The Holy Grail of online marketing is getting the prospect's email address (so you can start building a permission-based marketing relationship with them).
In the not-too-distant past, you could generate leads online simply by offering a free newsletter or special report. This doesn't work so well anymore. Why?
The reason is simple: there's too much ‘junk' being offered, and prospects are wise to this. People just won't give up their email address for a junky ‘special report' like they used to.
So what's a marketer to do?

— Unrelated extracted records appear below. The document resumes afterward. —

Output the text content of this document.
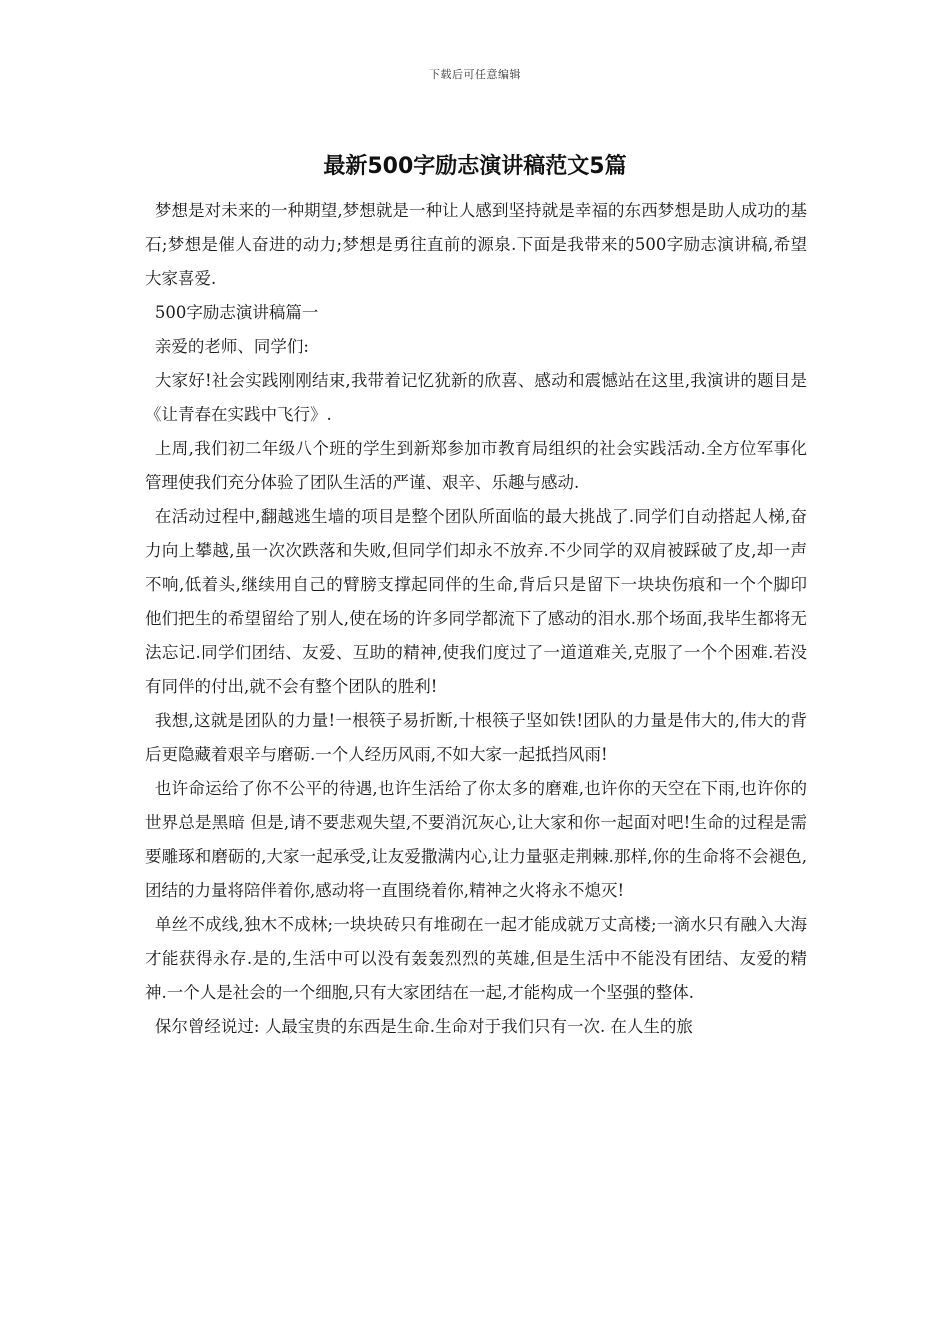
下载后可任意编辑
最新500字励志演讲稿范文5篇

梦想是对未来的一种期望,梦想就是一种让人感到坚持就是幸福的东西梦想是助人成功的基石;梦想是催人奋进的动力;梦想是勇往直前的源泉.下面是我带来的500字励志演讲稿,希望大家喜爱.

500字励志演讲稿篇一

亲爱的老师、同学们:

大家好!社会实践刚刚结束,我带着记忆犹新的欣喜、感动和震憾站在这里,我演讲的题目是《让青春在实践中飞行》.

上周,我们初二年级八个班的学生到新郑参加市教育局组织的社会实践活动.全方位军事化管理使我们充分体验了团队生活的严谨、艰辛、乐趣与感动.

在活动过程中,翻越逃生墙的项目是整个团队所面临的最大挑战了.同学们自动搭起人梯,奋力向上攀越,虽一次次跌落和失败,但同学们却永不放弃.不少同学的双肩被踩破了皮,却一声不响,低着头,继续用自己的臂膀支撑起同伴的生命,背后只是留下一块块伤痕和一个个脚印 他们把生的希望留给了别人,使在场的许多同学都流下了感动的泪水.那个场面,我毕生都将无法忘记.同学们团结、友爱、互助的精神,使我们度过了一道道难关,克服了一个个困难.若没有同伴的付出,就不会有整个团队的胜利!

我想,这就是团队的力量!一根筷子易折断,十根筷子坚如铁!团队的力量是伟大的,伟大的背后更隐藏着艰辛与磨砺.一个人经历风雨,不如大家一起抵挡风雨!

也许命运给了你不公平的待遇,也许生活给了你太多的磨难,也许你的天空在下雨,也许你的世界总是黑暗 但是,请不要悲观失望,不要消沉灰心,让大家和你一起面对吧!生命的过程是需要雕琢和磨砺的,大家一起承受,让友爱撒满内心,让力量驱走荆棘.那样,你的生命将不会褪色,团结的力量将陪伴着你,感动将一直围绕着你,精神之火将永不熄灭!

单丝不成线,独木不成林;一块块砖只有堆砌在一起才能成就万丈高楼;一滴水只有融入大海才能获得永存.是的,生活中可以没有轰轰烈烈的英雄,但是生活中不能没有团结、友爱的精神.一个人是社会的一个细胞,只有大家团结在一起,才能构成一个坚强的整体.

保尔曾经说过: 人最宝贵的东西是生命.生命对于我们只有一次. 在人生的旅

Here are three ways to break through skepticism and get your prospects to give you their email address:
1. Offer Superior Premiums
Offering a superior premium will help you “cut through the clutter”, but to be effective your premium must be clearly superior.
Commonplace and boring: “Special Reports” and “Free Tele-Seminars”.
Better: software that performs a specific task, a free telephone consultation (make it clear this is not a sales pitch), or a free membership website.
2. Use Video Testimonials
There's a reason infommercial producers make their 30-minute ads over 70% testimonials: testimonials overcome skepticism.
These days, it's cheap and easy to make video testimonials for your website. Get your best customers singing your praises on video, and put these snippets on your website. Lots of them.
3. Use The “Reciprocity Sequence Method”
You've no doubt heard of the ‘Reciprocity' principal:
If I give you a gift, you feel compelled to reciprocate.
The trouble is, your prospects often have heard of it too, rendering it somehwat less effective.
I use a technique I call the “Reciprocity Sequence Method”… which is simply giving your prospects a series of gifts so that the “Reciprocity Impulse” becomes almost overwhelming.
It sounds elementary, but few people do it. And it's very powerful.
Think about how you can ‘stack' a sequence of 3-5 gifts in a short period of time, and THEN make an offer to your prospect.
Key points to remember: keep the sequence confined to a short time period, make the gifts relevant to (and an enhancement of) your core offer, and make the offer immediately after giving the final gift.
While it's true that skepticism is at a higher level than ever, it's also true that breaking through is easy when you know how.